20100425
Xcaret, Península do Iucatão, México
À primeira vista era indubitavelmente um armário. A prová-lo, as madeiras escuras de uma ex-colónia protegiam, em motivos arbóreos, o verde denso de um vidro que, martelado, nunca partia. Colossal, para um tamanho pequeno, assentava em quatro pés barrocos adornados a joanetes reluzentes. Adivinhavam-se prateleiras sóbrias e resistentes com algumas reservas em suportar pertences mais vulgares. Em suma, um receptáculo imóvel a cumprir funções.
Mas quem, como eu, conhecia bem o interior deste armário soturno de sala de estudo, punha muitas reservas a uma definição tão marceneira.

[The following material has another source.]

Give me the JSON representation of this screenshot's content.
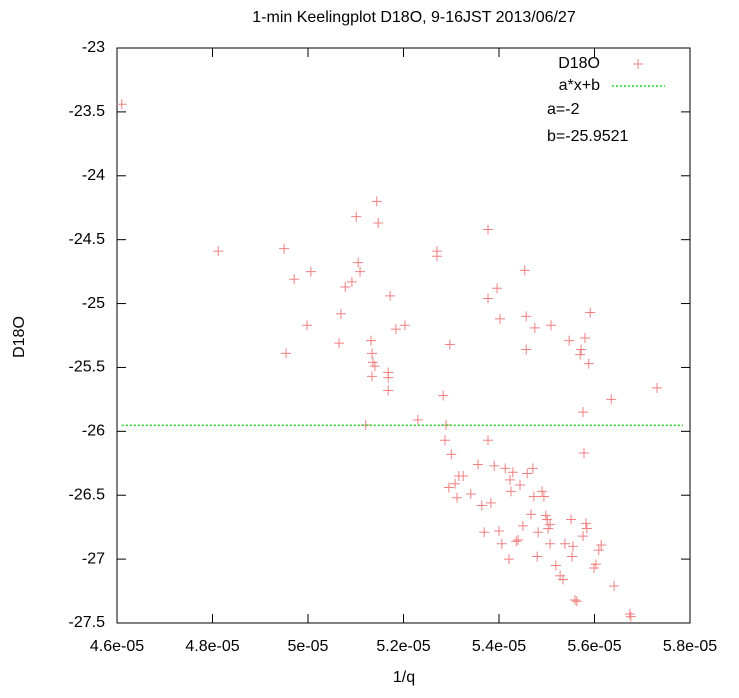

É que este armário, o da minha avó, tinha coisas do arco da velha. Senão vejam: aqui, um bode grisalho bebia de um balde campestre ao comando de uma alavanca de cobre sem nunca ficar saciado nem o balde vazio; ali perto, um burguês bonacheirão ressonava de consciência tranquila enquanto lhe iam despejando, à manivela, uma chusma de ratinhos pela goela abaixo; subindo uma prateleira, era comum encontrar Júlio Verne carregado de volumes, a empurrar a Mãe de Gorki contra o Sexus de Miller; poucos sabiam, mas havia um frasco, pudicamente escondido atrás de uma roda de cores giratória, que aguardava em estado líquido a evolução de um parente antigo; já cá em baixo, sepultada num gavetão, a urna do pintor Henrique Cardoso assentava numa pira de carvões e esfuminhos.
Uma tarde destas terminava, com regularidade, pela audição de 'Pappa con Pomodoro' de Rika Zarai, em riscos de vinil sobre gramofone portátil.